Mixed media artist Zhou Tao’s new film, The Periphery of the Base, playing now at Cinéma du Réel and totalling just 53 minutes across a series of long takes, functions in phases. In the early going, the camera’s operation, which is credited to Zhou (as is the film’s editing), feels alternately mechanical and organic. Movement, zoom, and focus all shift, and whether with the broad actions of automation or the palpable twitch of human touch, there is an overwhelming precision. As this oscillation occurs, there is another one in subject. Sometimes, the camera’s aim seems attached to the people around the titular base, a nebulous infrastructure project, but at other times, it feels more attuned to the landscape, or even entirely aimless. These two alternations have an intrinsic connection — for one, each has humanism as one of its poles — but their phases are out of shift, resulting in a fascinating interference pattern. When the subject of the frame is human, this means Zhou flits between the recognizable aesthetics of surveillance and voyeurism. But with these two unsynced waves of the film’s first movement, he is able to explore not only the interval between these two aesthetics, but a largely unfamiliar plane constructed from interval’s orthogonal. These hints of identification serve only to further defamiliarize the alien terrain Zhou explores both literally and aesthetically.

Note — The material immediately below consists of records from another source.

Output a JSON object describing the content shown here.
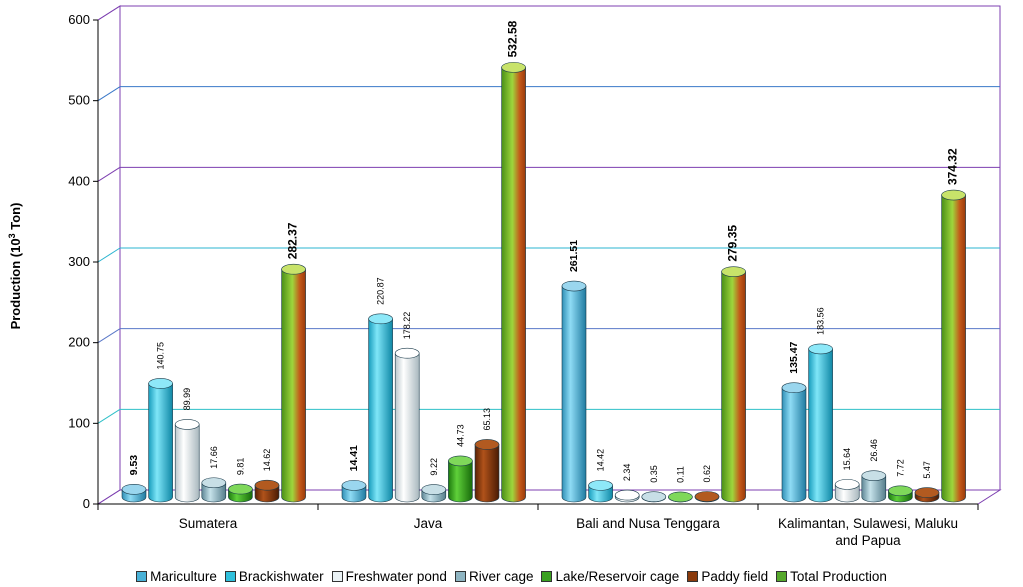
{
  "chart_data": {
    "type": "bar",
    "title": "",
    "ylabel": "Production (10³ Ton)",
    "ylabel_main": "Production (10",
    "ylabel_sup": "3",
    "ylabel_tail": " Ton)",
    "xlabel": "",
    "ylim": [
      0,
      600
    ],
    "yticks": [
      "0",
      "100",
      "200",
      "300",
      "400",
      "500",
      "600"
    ],
    "categories": [
      "Sumatera",
      "Java",
      "Bali and Nusa Tenggara",
      "Kalimantan, Sulawesi, Maluku and Papua"
    ],
    "category_lines": [
      [
        "Sumatera"
      ],
      [
        "Java"
      ],
      [
        "Bali and Nusa Tenggara"
      ],
      [
        "Kalimantan, Sulawesi, Maluku",
        "and Papua"
      ]
    ],
    "legend_position": "bottom",
    "grid": true,
    "series": [
      {
        "name": "Mariculture",
        "color": "#49b2d8",
        "values": [
          9.53,
          14.41,
          261.51,
          135.47
        ],
        "labels": [
          "9.53",
          "14.41",
          "261.51",
          "135.47"
        ],
        "label_style": [
          "bold",
          "bold",
          "bold",
          "bold"
        ]
      },
      {
        "name": "Brackishwater",
        "color": "#2fc0dc",
        "values": [
          140.75,
          220.87,
          14.42,
          183.56
        ],
        "labels": [
          "140.75",
          "220.87",
          "14.42",
          "183.56"
        ],
        "label_style": [
          "small",
          "small",
          "small",
          "small"
        ]
      },
      {
        "name": "Freshwater pond",
        "color": "#eaf2f5",
        "values": [
          89.99,
          178.22,
          2.34,
          15.64
        ],
        "labels": [
          "89.99",
          "178.22",
          "2.34",
          "15.64"
        ],
        "label_style": [
          "small",
          "small",
          "small",
          "small"
        ]
      },
      {
        "name": "River cage",
        "color": "#8fb5c2",
        "values": [
          17.66,
          9.22,
          0.35,
          26.46
        ],
        "labels": [
          "17.66",
          "9.22",
          "0.35",
          "26.46"
        ],
        "label_style": [
          "small",
          "small",
          "small",
          "small"
        ]
      },
      {
        "name": "Lake/Reservoir cage",
        "color": "#3aa020",
        "values": [
          9.81,
          44.73,
          0.11,
          7.72
        ],
        "labels": [
          "9.81",
          "44.73",
          "0.11",
          "7.72"
        ],
        "label_style": [
          "small",
          "small",
          "small",
          "small"
        ]
      },
      {
        "name": "Paddy field",
        "color": "#8a3a0c",
        "values": [
          14.62,
          65.13,
          0.62,
          5.47
        ],
        "labels": [
          "14.62",
          "65.13",
          "0.62",
          "5.47"
        ],
        "label_style": [
          "small",
          "small",
          "small",
          "small"
        ]
      },
      {
        "name": "Total Production",
        "color": "#56a92c",
        "values": [
          282.37,
          532.58,
          279.35,
          374.32
        ],
        "labels": [
          "282.37",
          "532.58",
          "279.35",
          "374.32"
        ],
        "label_style": [
          "xbold",
          "xbold",
          "xbold",
          "xbold"
        ]
      }
    ]
  }
}
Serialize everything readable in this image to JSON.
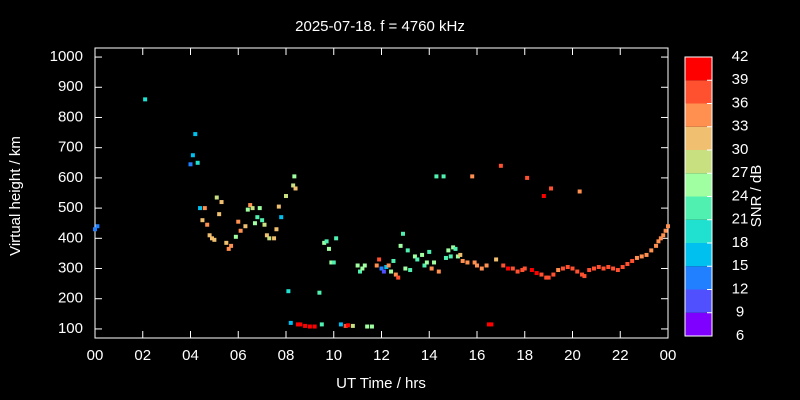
{
  "chart_data": {
    "type": "scatter",
    "title": "2025-07-18. f = 4760 kHz",
    "xlabel": "UT Time / hrs",
    "ylabel": "Virtual height / km",
    "xlim": [
      0,
      24
    ],
    "xticks": [
      {
        "value": 0,
        "label": "00"
      },
      {
        "value": 2,
        "label": "02"
      },
      {
        "value": 4,
        "label": "04"
      },
      {
        "value": 6,
        "label": "06"
      },
      {
        "value": 8,
        "label": "08"
      },
      10,
      12,
      14,
      16,
      18,
      20,
      22,
      {
        "value": 24,
        "label": "00"
      }
    ],
    "ylim": [
      70,
      1030
    ],
    "yticks": [
      100,
      200,
      300,
      400,
      500,
      600,
      700,
      800,
      900,
      1000
    ],
    "colorbar": {
      "label": "SNR / dB",
      "lim": [
        6,
        42
      ],
      "ticks": [
        6,
        9,
        12,
        15,
        18,
        21,
        24,
        27,
        30,
        33,
        36,
        39,
        42
      ],
      "colors": [
        "#8000ff",
        "#5050ff",
        "#2080ff",
        "#00c0f0",
        "#20e0d0",
        "#50f0b0",
        "#a0ffa0",
        "#c8e080",
        "#f0c070",
        "#ff9050",
        "#ff5030",
        "#ff0000"
      ]
    },
    "x": [
      0.0,
      0.1,
      2.1,
      4.0,
      4.1,
      4.2,
      4.3,
      4.4,
      4.5,
      4.6,
      4.7,
      4.8,
      4.9,
      5.0,
      5.1,
      5.2,
      5.3,
      5.5,
      5.6,
      5.7,
      5.9,
      6.0,
      6.1,
      6.3,
      6.4,
      6.5,
      6.6,
      6.7,
      6.8,
      6.9,
      7.0,
      7.1,
      7.2,
      7.3,
      7.5,
      7.6,
      7.7,
      7.8,
      8.0,
      8.1,
      8.2,
      8.3,
      8.35,
      8.4,
      8.5,
      8.6,
      8.8,
      9.0,
      9.2,
      9.4,
      9.5,
      9.6,
      9.7,
      9.8,
      9.9,
      10.0,
      10.1,
      10.3,
      10.5,
      10.6,
      10.8,
      11.0,
      11.1,
      11.2,
      11.3,
      11.4,
      11.6,
      11.8,
      11.9,
      12.0,
      12.1,
      12.2,
      12.3,
      12.4,
      12.5,
      12.6,
      12.7,
      12.8,
      12.9,
      13.0,
      13.1,
      13.2,
      13.4,
      13.5,
      13.7,
      13.8,
      13.9,
      14.0,
      14.1,
      14.2,
      14.3,
      14.4,
      14.6,
      14.7,
      14.8,
      14.9,
      15.0,
      15.1,
      15.2,
      15.3,
      15.4,
      15.6,
      15.8,
      15.9,
      16.0,
      16.2,
      16.4,
      16.5,
      16.6,
      16.8,
      17.0,
      17.1,
      17.3,
      17.5,
      17.7,
      17.9,
      18.0,
      18.1,
      18.3,
      18.5,
      18.7,
      18.8,
      18.9,
      19.0,
      19.1,
      19.2,
      19.4,
      19.6,
      19.8,
      20.0,
      20.2,
      20.3,
      20.4,
      20.5,
      20.7,
      20.9,
      21.1,
      21.3,
      21.5,
      21.7,
      21.9,
      22.1,
      22.3,
      22.5,
      22.7,
      22.9,
      23.1,
      23.3,
      23.5,
      23.6,
      23.7,
      23.8,
      23.9,
      24.0
    ],
    "values": [
      430,
      440,
      860,
      645,
      675,
      745,
      650,
      500,
      460,
      500,
      445,
      410,
      400,
      395,
      535,
      480,
      520,
      385,
      365,
      375,
      405,
      455,
      425,
      440,
      495,
      510,
      500,
      450,
      470,
      500,
      460,
      445,
      410,
      400,
      400,
      430,
      505,
      470,
      540,
      225,
      120,
      575,
      605,
      565,
      115,
      115,
      110,
      108,
      108,
      220,
      115,
      385,
      390,
      365,
      320,
      320,
      400,
      115,
      110,
      112,
      110,
      310,
      290,
      300,
      310,
      108,
      108,
      310,
      330,
      300,
      290,
      305,
      310,
      290,
      325,
      280,
      270,
      375,
      415,
      300,
      360,
      295,
      340,
      330,
      345,
      310,
      320,
      355,
      300,
      320,
      605,
      290,
      605,
      335,
      360,
      340,
      370,
      365,
      340,
      345,
      325,
      320,
      605,
      320,
      310,
      300,
      310,
      115,
      115,
      330,
      640,
      310,
      300,
      300,
      290,
      295,
      300,
      600,
      295,
      285,
      280,
      540,
      270,
      270,
      565,
      280,
      295,
      300,
      305,
      300,
      290,
      555,
      280,
      275,
      295,
      300,
      305,
      300,
      305,
      300,
      295,
      305,
      315,
      325,
      335,
      340,
      345,
      360,
      375,
      390,
      400,
      410,
      425,
      440
    ],
    "snr": [
      12,
      12,
      18,
      12,
      15,
      15,
      18,
      15,
      30,
      33,
      33,
      30,
      30,
      30,
      27,
      30,
      30,
      30,
      33,
      33,
      24,
      33,
      33,
      30,
      24,
      33,
      27,
      24,
      21,
      24,
      21,
      27,
      30,
      27,
      30,
      30,
      30,
      15,
      27,
      18,
      15,
      27,
      24,
      30,
      39,
      39,
      39,
      39,
      39,
      21,
      21,
      24,
      21,
      24,
      24,
      21,
      21,
      15,
      36,
      39,
      27,
      24,
      21,
      24,
      24,
      24,
      24,
      33,
      36,
      12,
      9,
      15,
      33,
      24,
      21,
      33,
      36,
      24,
      21,
      24,
      21,
      21,
      24,
      21,
      24,
      21,
      24,
      21,
      33,
      24,
      21,
      33,
      21,
      21,
      24,
      21,
      24,
      21,
      24,
      30,
      33,
      33,
      33,
      33,
      33,
      33,
      33,
      39,
      39,
      30,
      36,
      36,
      39,
      36,
      36,
      36,
      36,
      36,
      39,
      39,
      36,
      39,
      36,
      36,
      36,
      36,
      33,
      36,
      36,
      36,
      36,
      33,
      36,
      36,
      36,
      36,
      36,
      36,
      36,
      36,
      36,
      36,
      36,
      36,
      33,
      33,
      33,
      33,
      33,
      33,
      33,
      33,
      33,
      33
    ]
  }
}
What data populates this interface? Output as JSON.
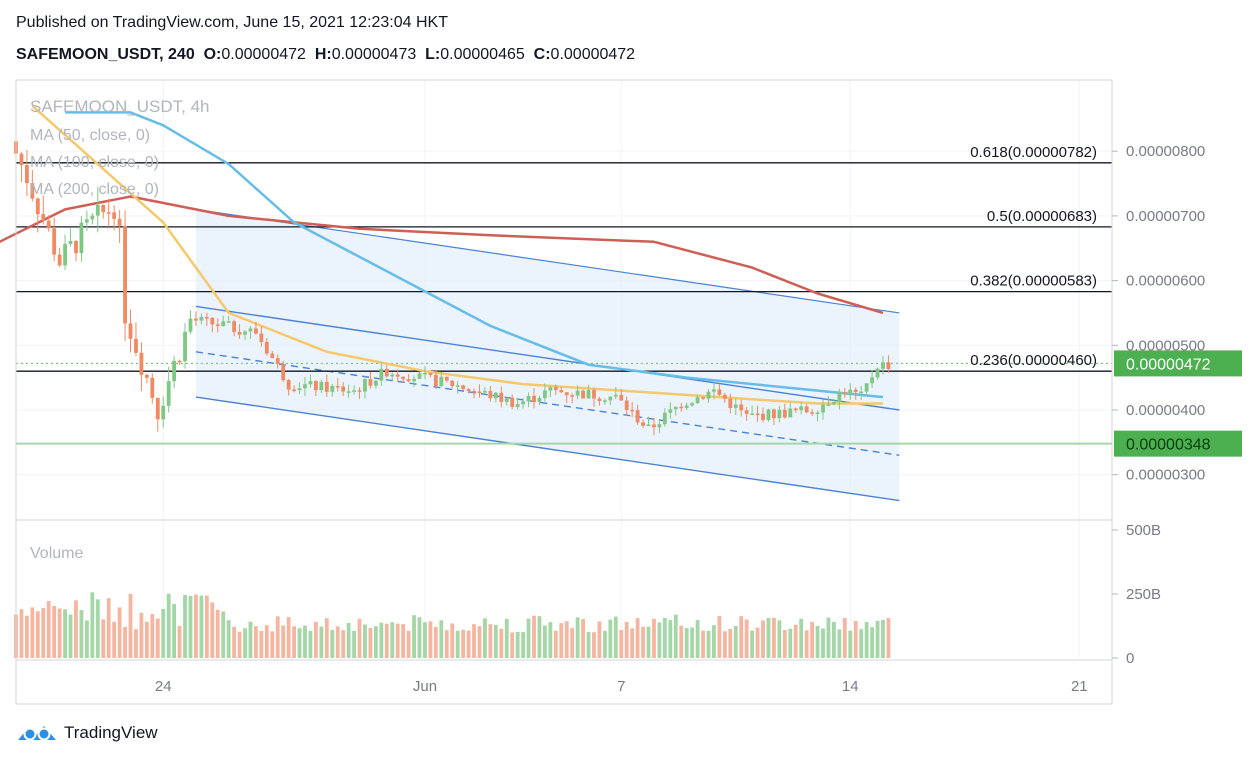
{
  "header": {
    "published": "Published on TradingView.com, June 15, 2021 12:23:04 HKT",
    "symbol": "SAFEMOON_USDT, 240",
    "o_label": "O:",
    "o_value": "0.00000472",
    "h_label": "H:",
    "h_value": "0.00000473",
    "l_label": "L:",
    "l_value": "0.00000465",
    "c_label": "C:",
    "c_value": "0.00000472"
  },
  "legend": {
    "title": "SAFEMOON_USDT, 4h",
    "ma50": "MA (50, close, 0)",
    "ma100": "MA (100, close, 0)",
    "ma200": "MA (200, close, 0)"
  },
  "footer": {
    "brand": "TradingView"
  },
  "colors": {
    "up": "#81c784",
    "down": "#ef8a62",
    "ma50": "#f6c86b",
    "ma100": "#67bde8",
    "ma200": "#cf5e56",
    "channel": "#4a82d6",
    "price_tag": "#4caf50",
    "support_tag": "#4caf50"
  },
  "chart_data": {
    "type": "candlestick",
    "x_ticks": [
      "24",
      "Jun",
      "7",
      "14",
      "21"
    ],
    "y_ticks": [
      "0.00000800",
      "0.00000700",
      "0.00000600",
      "0.00000500",
      "0.00000400",
      "0.00000300"
    ],
    "ylim": [
      2.3e-06,
      9.1e-06
    ],
    "fib_levels": [
      {
        "label": "0.618(0.00000782)",
        "value": 7.82e-06
      },
      {
        "label": "0.5(0.00000683)",
        "value": 6.83e-06
      },
      {
        "label": "0.382(0.00000583)",
        "value": 5.83e-06
      },
      {
        "label": "0.236(0.00000460)",
        "value": 4.6e-06
      }
    ],
    "last_price": {
      "label": "0.00000472",
      "value": 4.72e-06
    },
    "support": {
      "label": "0.00000348",
      "value": 3.48e-06
    },
    "volume": {
      "label": "Volume",
      "y_ticks": [
        "500B",
        "250B",
        "0"
      ],
      "ylim": [
        0,
        500
      ]
    },
    "close_path": [
      [
        "2021-05-19",
        8.7e-06
      ],
      [
        "2021-05-20",
        7.6e-06
      ],
      [
        "2021-05-21",
        6.3e-06
      ],
      [
        "2021-05-22",
        6.9e-06
      ],
      [
        "2021-05-22T18:00",
        7.2e-06
      ],
      [
        "2021-05-23",
        5.5e-06
      ],
      [
        "2021-05-24",
        4e-06
      ],
      [
        "2021-05-24T12:00",
        4.7e-06
      ],
      [
        "2021-05-25",
        5.4e-06
      ],
      [
        "2021-05-26",
        5.3e-06
      ],
      [
        "2021-05-27",
        5.2e-06
      ],
      [
        "2021-05-28",
        4.4e-06
      ],
      [
        "2021-05-30",
        4.3e-06
      ],
      [
        "2021-05-31",
        4.6e-06
      ],
      [
        "2021-06-02",
        4.4e-06
      ],
      [
        "2021-06-04",
        4.1e-06
      ],
      [
        "2021-06-05",
        4.3e-06
      ],
      [
        "2021-06-07",
        4.2e-06
      ],
      [
        "2021-06-08",
        3.7e-06
      ],
      [
        "2021-06-09",
        4.1e-06
      ],
      [
        "2021-06-10",
        4.3e-06
      ],
      [
        "2021-06-11",
        3.9e-06
      ],
      [
        "2021-06-13",
        4e-06
      ],
      [
        "2021-06-14",
        4.3e-06
      ],
      [
        "2021-06-14T12:00",
        4.2e-06
      ],
      [
        "2021-06-15",
        4.7e-06
      ]
    ],
    "ma50": [
      [
        "2021-05-20",
        8.7e-06
      ],
      [
        "2021-05-22",
        7.8e-06
      ],
      [
        "2021-05-24",
        6.9e-06
      ],
      [
        "2021-05-26",
        5.5e-06
      ],
      [
        "2021-05-29",
        4.9e-06
      ],
      [
        "2021-06-01",
        4.6e-06
      ],
      [
        "2021-06-04",
        4.4e-06
      ],
      [
        "2021-06-07",
        4.3e-06
      ],
      [
        "2021-06-10",
        4.2e-06
      ],
      [
        "2021-06-13",
        4.1e-06
      ],
      [
        "2021-06-15",
        4.1e-06
      ]
    ],
    "ma100": [
      [
        "2021-05-21",
        8.6e-06
      ],
      [
        "2021-05-23",
        8.6e-06
      ],
      [
        "2021-05-24",
        8.4e-06
      ],
      [
        "2021-05-26",
        7.8e-06
      ],
      [
        "2021-05-28",
        6.9e-06
      ],
      [
        "2021-05-31",
        6.1e-06
      ],
      [
        "2021-06-03",
        5.3e-06
      ],
      [
        "2021-06-06",
        4.7e-06
      ],
      [
        "2021-06-09",
        4.5e-06
      ],
      [
        "2021-06-13",
        4.3e-06
      ],
      [
        "2021-06-15",
        4.2e-06
      ]
    ],
    "ma200": [
      [
        "2021-05-19",
        6.6e-06
      ],
      [
        "2021-05-21",
        7.1e-06
      ],
      [
        "2021-05-23",
        7.3e-06
      ],
      [
        "2021-05-26",
        7e-06
      ],
      [
        "2021-05-30",
        6.8e-06
      ],
      [
        "2021-06-03",
        6.7e-06
      ],
      [
        "2021-06-08",
        6.6e-06
      ],
      [
        "2021-06-11",
        6.2e-06
      ],
      [
        "2021-06-13",
        5.8e-06
      ],
      [
        "2021-06-15",
        5.5e-06
      ]
    ],
    "channel": {
      "upper": [
        [
          "2021-05-25",
          7.1e-06
        ],
        [
          "2021-06-15T12:00",
          5.5e-06
        ]
      ],
      "mid_upper": [
        [
          "2021-05-25",
          5.6e-06
        ],
        [
          "2021-06-15T12:00",
          4e-06
        ]
      ],
      "mid_dashed": [
        [
          "2021-05-25",
          4.9e-06
        ],
        [
          "2021-06-15T12:00",
          3.3e-06
        ]
      ],
      "lower": [
        [
          "2021-05-25",
          4.2e-06
        ],
        [
          "2021-06-15T12:00",
          2.6e-06
        ]
      ]
    }
  }
}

The same effect takes place with the film’s dialogue, which seems to have been captured at a distance, perhaps by a shotgun mic, and is thus obstructed by passing trucks, just as the image is. The film’s longest dialogue sequence takes place across a single shot of two men on a meal break, and though their grousing about an inept and unproductive manager is imminently recognizable, a story one of the men tells involving a baby goose that seems to emerge dead several times from its egg is rendered fable-like by the visual/aural interruptions.
In the film’s second half, Zhou embraces abstraction. As a sandstorm seems to necessitate adjustment of exposure, contrast, and color temperature, he also pushes the zoom and focus to their extremes. The oscillation is now elementally visual; at one point a series of red lights rendered as broad discs flash on and off, their phases, again, out of sync. As the film’s figures — humans, animals, machines, the land and the sky — are rendered more and more indistinguishable, mere forms, it becomes more and more enchanting. The recognizable aesthetic, which the film still exists more around than within, is no longer surveillance or voyeurism but the abstract avant-garde. The infrastructure project the film takes as its top-level subject is inconceivable; the press notes make no attempt to describe or determine it. Neither description nor determination is the film’s project either. Faced with an unrepresentable subject, Zhou chooses to represent unrepresentability.
Published as part of Cinéma du Réel 2024.